Généralisation de la responsabilité pénale des personnes morales

Réalisée dans la plus grande discrétion, une réforme législative risque de comporter des effets particulièrement importants pour les dirigeants des personnes morales.

l'Article 54 de la Loi du 9 mars 2004 - dite loi « Perben Il » - abroge la disposition de l'article 121-2 alinéa 2 du Code pénal, qui prévoyait la responsabilité pénale de la personne morale « dans les cas prévus par la loi ou le règlement ».

Le principe de spécialité disparaît

Désormais, toutes les infractions commises pour le compte d'une personne morale par ses « organes ou représentants» (sauf en matière de presse ou de communication audiovisuelle) seront susceptibles d'engager sa responsabilité pénale.

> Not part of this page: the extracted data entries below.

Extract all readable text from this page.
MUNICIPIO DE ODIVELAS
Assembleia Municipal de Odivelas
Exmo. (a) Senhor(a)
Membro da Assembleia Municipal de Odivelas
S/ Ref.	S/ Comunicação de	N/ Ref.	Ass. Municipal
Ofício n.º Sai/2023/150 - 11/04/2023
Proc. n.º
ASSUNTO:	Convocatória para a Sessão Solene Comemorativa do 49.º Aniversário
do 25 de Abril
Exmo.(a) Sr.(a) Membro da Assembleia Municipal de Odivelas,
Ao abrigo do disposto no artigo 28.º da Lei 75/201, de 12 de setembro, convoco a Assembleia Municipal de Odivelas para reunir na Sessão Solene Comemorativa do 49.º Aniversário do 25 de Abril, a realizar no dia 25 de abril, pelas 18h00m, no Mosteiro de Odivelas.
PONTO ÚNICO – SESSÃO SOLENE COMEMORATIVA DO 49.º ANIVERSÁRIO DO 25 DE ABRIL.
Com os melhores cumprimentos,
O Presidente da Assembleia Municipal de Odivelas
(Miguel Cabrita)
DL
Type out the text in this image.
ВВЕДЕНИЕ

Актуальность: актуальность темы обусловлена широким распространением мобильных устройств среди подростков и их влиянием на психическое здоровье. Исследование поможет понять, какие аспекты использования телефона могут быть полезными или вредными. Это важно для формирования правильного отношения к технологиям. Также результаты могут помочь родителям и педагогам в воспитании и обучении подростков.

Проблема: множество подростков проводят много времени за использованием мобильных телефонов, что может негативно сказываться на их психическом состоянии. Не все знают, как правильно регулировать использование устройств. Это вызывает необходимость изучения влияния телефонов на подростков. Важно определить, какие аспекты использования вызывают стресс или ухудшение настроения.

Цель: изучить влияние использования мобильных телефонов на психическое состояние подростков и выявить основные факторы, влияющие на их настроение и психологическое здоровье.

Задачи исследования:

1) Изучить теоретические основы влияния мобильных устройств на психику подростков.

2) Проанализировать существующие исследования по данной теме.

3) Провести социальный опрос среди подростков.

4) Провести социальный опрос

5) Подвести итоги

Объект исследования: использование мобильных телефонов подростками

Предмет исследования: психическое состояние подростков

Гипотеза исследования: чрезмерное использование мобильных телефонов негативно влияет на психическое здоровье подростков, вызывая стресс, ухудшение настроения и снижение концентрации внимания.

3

Au niveau des peines, les conséquences ne sont pas minces. Outre la dissolution de la personne morale, le quantum des peines d'amende prévues par l'article 55-1 de la loi du 9 mars 2004 peut atteindre le quintuple de celui qui est encouru par les personnes physiques au titre de la même infraction.

Le second alinéa nouveau dispose que « lorsqu'il s'agit d'un crime pour lequel aucune peine d'amende n'est prévue à l'en-contre des personnes physiques, l'amende encourue par les personnes morales est de 1.000.000 d'euros ».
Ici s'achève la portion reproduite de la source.